I’ve been reflecting on this often this year, as I watch the latest trend in vegetarianism or veganism emerge, this time branded as “plant-based”. I don’t have anything against vegetarianism or veganism, nor do I wish to write a “take-down” of those positions. I simply find them too narrow-minded. Moreover, I’m increasingly frustrated by the dichotomy our society creates between being “plant-based” and eating meat.
Growing plants and eating meat are not fundamentally opposed practices. Rather, holistic land management prioritizes both.
What does “plant-based” mean in popular society? Ideally, it conjures up images of colorful, nutrient-dense vegetables, grown without any harmful chemicals or the intentional death of living creatures. (More on that in a moment.) It assumes that eating plants is therefore more ethical, humane, and environmentally responsible than eating meat.
However, this ideal image is often at odds with the reality of what much of “plant-based” foods encompass: packaged, processed foods that contain products from monoculture crops (soy, corn, peas, coconut oil, other vegetable oils), which are routinely sprayed, use an enormous amount of water and fossil fuels, and prioritize the consumption of materials rather than the regeneration of the earth. Not to mention, they intentionally participate in the destruction of habitats and wildlife.
If you’re reading this, you’re probably already aware of the faults of plant-based commercial foods. But even the best-intentioned practices of growing plants often require animal death.
Beyond pesticides and the destruction of wildlife habitat, how does growing plants in this country often rely upon the intentional killing of animals? Sometimes, it’s the elimination of “pests” from our garden, even when we’re simply using soap sprays.
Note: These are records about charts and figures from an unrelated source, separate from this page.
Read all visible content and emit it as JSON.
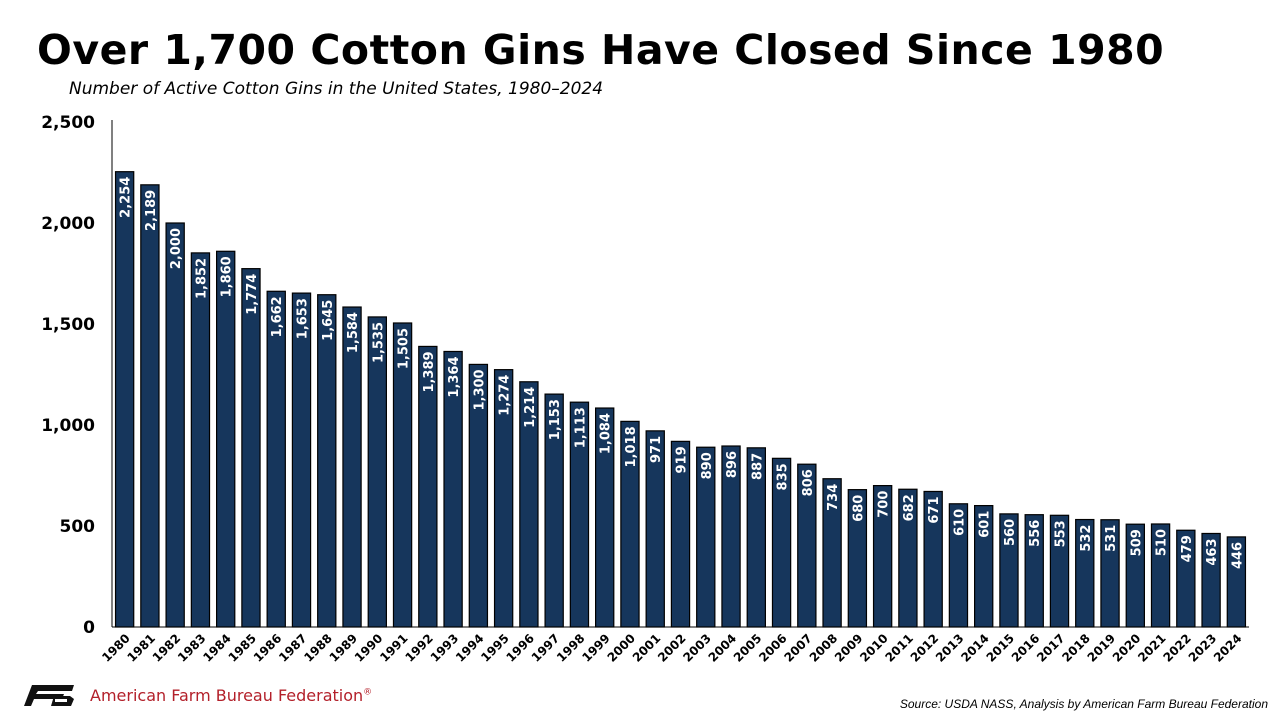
{
  "title": "Over 1,700 Cotton Gins Have Closed Since 1980",
  "subtitle": "Number of Active Cotton Gins in the United States, 1980–2024",
  "footer": {
    "organization": "American Farm Bureau Federation",
    "trademark": "®",
    "logo_icon": "fb-logo-icon",
    "source": "Source: USDA NASS, Analysis by American Farm Bureau Federation"
  },
  "colors": {
    "bar_fill": "#16365c",
    "bar_stroke": "#000000",
    "bar_label": "#ffffff",
    "brand_red": "#b3202a"
  },
  "chart_data": {
    "type": "bar",
    "title": "Over 1,700 Cotton Gins Have Closed Since 1980",
    "subtitle": "Number of Active Cotton Gins in the United States, 1980–2024",
    "xlabel": "",
    "ylabel": "",
    "ylim": [
      0,
      2500
    ],
    "yticks": [
      0,
      500,
      1000,
      1500,
      2000,
      2500
    ],
    "ytick_labels": [
      "0",
      "500",
      "1,000",
      "1,500",
      "2,000",
      "2,500"
    ],
    "grid": false,
    "legend": "none",
    "categories": [
      "1980",
      "1981",
      "1982",
      "1983",
      "1984",
      "1985",
      "1986",
      "1987",
      "1988",
      "1989",
      "1990",
      "1991",
      "1992",
      "1993",
      "1994",
      "1995",
      "1996",
      "1997",
      "1998",
      "1999",
      "2000",
      "2001",
      "2002",
      "2003",
      "2004",
      "2005",
      "2006",
      "2007",
      "2008",
      "2009",
      "2010",
      "2011",
      "2012",
      "2013",
      "2014",
      "2015",
      "2016",
      "2017",
      "2018",
      "2019",
      "2020",
      "2021",
      "2022",
      "2023",
      "2024"
    ],
    "values": [
      2254,
      2189,
      2000,
      1852,
      1860,
      1774,
      1662,
      1653,
      1645,
      1584,
      1535,
      1505,
      1389,
      1364,
      1300,
      1274,
      1214,
      1153,
      1113,
      1084,
      1018,
      971,
      919,
      890,
      896,
      887,
      835,
      806,
      734,
      680,
      700,
      682,
      671,
      610,
      601,
      560,
      556,
      553,
      532,
      531,
      509,
      510,
      479,
      463,
      446
    ],
    "value_labels": [
      "2,254",
      "2,189",
      "2,000",
      "1,852",
      "1,860",
      "1,774",
      "1,662",
      "1,653",
      "1,645",
      "1,584",
      "1,535",
      "1,505",
      "1,389",
      "1,364",
      "1,300",
      "1,274",
      "1,214",
      "1,153",
      "1,113",
      "1,084",
      "1,018",
      "971",
      "919",
      "890",
      "896",
      "887",
      "835",
      "806",
      "734",
      "680",
      "700",
      "682",
      "671",
      "610",
      "601",
      "560",
      "556",
      "553",
      "532",
      "531",
      "509",
      "510",
      "479",
      "463",
      "446"
    ]
  }
}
More often, however, it means specifically inputting ingredients into the soil - feathermeal, bone meal, blood meal - that come from industrially raised animals. In fact, it is incredibly difficult to grow plants without these animal inputs, because the life of plants depends on the nutrients that come from death - from decomposing materials, as well as manure.
What this tells us, then, is that animals and plants are not opposed to one another. In fact, they’re designed to work with one another - and sustainable land management can only be achieved through this understanding. It means that we need to be more wise and discerning about how we create this partnership.
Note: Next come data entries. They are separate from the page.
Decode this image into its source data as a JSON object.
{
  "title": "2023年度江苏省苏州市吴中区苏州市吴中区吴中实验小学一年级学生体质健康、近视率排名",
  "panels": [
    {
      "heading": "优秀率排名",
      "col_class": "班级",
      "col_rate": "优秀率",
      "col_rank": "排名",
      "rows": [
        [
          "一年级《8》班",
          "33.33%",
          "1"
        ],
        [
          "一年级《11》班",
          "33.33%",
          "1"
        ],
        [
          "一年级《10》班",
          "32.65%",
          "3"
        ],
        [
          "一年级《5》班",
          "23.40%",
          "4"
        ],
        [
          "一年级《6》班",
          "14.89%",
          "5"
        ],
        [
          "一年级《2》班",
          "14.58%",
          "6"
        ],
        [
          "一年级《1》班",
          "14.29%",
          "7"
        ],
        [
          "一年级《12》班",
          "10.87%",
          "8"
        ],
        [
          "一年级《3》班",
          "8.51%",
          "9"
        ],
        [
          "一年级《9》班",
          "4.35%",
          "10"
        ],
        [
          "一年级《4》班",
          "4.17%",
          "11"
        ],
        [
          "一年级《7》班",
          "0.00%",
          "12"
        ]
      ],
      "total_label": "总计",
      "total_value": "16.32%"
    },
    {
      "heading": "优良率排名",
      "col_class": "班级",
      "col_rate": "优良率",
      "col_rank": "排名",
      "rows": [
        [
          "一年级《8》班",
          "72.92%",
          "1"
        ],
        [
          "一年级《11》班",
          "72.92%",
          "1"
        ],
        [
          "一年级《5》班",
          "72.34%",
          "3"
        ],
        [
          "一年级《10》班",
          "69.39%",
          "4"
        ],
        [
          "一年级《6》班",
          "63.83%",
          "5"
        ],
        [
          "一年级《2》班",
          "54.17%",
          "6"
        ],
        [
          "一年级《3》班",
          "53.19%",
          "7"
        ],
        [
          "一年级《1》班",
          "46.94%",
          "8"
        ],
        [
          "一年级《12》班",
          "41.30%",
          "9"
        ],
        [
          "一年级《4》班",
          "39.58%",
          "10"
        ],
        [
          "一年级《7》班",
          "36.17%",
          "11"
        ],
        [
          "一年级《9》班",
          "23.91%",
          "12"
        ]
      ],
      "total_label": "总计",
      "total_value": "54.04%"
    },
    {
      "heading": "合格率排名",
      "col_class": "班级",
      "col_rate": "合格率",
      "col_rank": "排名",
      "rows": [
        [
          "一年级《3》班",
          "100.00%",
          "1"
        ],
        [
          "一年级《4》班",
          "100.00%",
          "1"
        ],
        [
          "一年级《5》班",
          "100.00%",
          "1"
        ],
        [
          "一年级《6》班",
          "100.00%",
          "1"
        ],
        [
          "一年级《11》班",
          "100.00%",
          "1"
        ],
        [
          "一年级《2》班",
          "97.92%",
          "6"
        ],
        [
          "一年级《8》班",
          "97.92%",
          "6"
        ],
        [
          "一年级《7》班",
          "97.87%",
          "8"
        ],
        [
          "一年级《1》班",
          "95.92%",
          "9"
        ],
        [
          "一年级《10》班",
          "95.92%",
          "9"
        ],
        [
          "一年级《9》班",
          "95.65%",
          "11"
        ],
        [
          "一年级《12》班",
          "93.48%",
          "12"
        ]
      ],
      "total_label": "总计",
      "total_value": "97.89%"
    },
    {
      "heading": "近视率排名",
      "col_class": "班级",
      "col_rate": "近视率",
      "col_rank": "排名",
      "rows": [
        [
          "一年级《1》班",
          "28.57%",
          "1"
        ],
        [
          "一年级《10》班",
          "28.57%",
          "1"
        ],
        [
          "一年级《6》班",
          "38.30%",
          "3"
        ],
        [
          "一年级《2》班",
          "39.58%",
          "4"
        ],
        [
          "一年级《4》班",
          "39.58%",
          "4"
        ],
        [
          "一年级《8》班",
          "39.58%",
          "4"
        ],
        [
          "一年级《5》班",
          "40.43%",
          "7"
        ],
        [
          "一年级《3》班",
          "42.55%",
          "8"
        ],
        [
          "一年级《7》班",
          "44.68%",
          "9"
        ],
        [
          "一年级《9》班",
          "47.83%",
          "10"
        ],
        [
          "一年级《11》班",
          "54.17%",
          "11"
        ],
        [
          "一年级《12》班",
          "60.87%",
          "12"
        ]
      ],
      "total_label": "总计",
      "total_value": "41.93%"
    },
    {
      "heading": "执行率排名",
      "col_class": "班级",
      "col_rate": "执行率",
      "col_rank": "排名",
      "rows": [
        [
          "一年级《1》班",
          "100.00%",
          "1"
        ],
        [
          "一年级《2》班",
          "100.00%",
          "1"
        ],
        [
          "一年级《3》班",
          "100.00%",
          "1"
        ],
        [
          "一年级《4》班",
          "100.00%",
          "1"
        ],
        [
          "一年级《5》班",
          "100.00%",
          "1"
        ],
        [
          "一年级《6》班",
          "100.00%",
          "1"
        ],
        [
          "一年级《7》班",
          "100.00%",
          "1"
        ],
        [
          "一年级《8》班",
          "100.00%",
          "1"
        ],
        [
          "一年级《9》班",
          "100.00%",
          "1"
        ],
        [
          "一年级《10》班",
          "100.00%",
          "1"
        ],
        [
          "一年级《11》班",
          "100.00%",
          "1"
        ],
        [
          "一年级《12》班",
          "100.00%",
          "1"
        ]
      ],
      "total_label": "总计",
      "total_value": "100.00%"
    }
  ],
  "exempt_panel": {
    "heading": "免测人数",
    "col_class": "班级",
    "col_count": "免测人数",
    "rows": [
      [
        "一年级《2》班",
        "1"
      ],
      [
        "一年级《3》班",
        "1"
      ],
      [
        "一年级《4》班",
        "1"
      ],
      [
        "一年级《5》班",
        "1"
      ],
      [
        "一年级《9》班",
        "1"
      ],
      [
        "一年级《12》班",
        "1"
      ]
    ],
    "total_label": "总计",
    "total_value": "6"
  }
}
A holistic view of management doesn’t focus only upon growing vegetables, or raising animals for meat. Instead, we start with the land - with the trees, plants, and wildlife already there. This leads us to implement practices that prioritize the health of the land - which also happens to coincide with humane animal treatment and sustainable fruit and vegetable production. Most notably, these systems consider all life - even our pests and wildlife.
Over the next year, I’ll spend more time writing about specific ways we implement this holistic management system on the farm. But for now, I’d just like you to ponder this, and let me know your thoughts. How do you feel about the “plant-based movement”? How does it make you think about eating animals?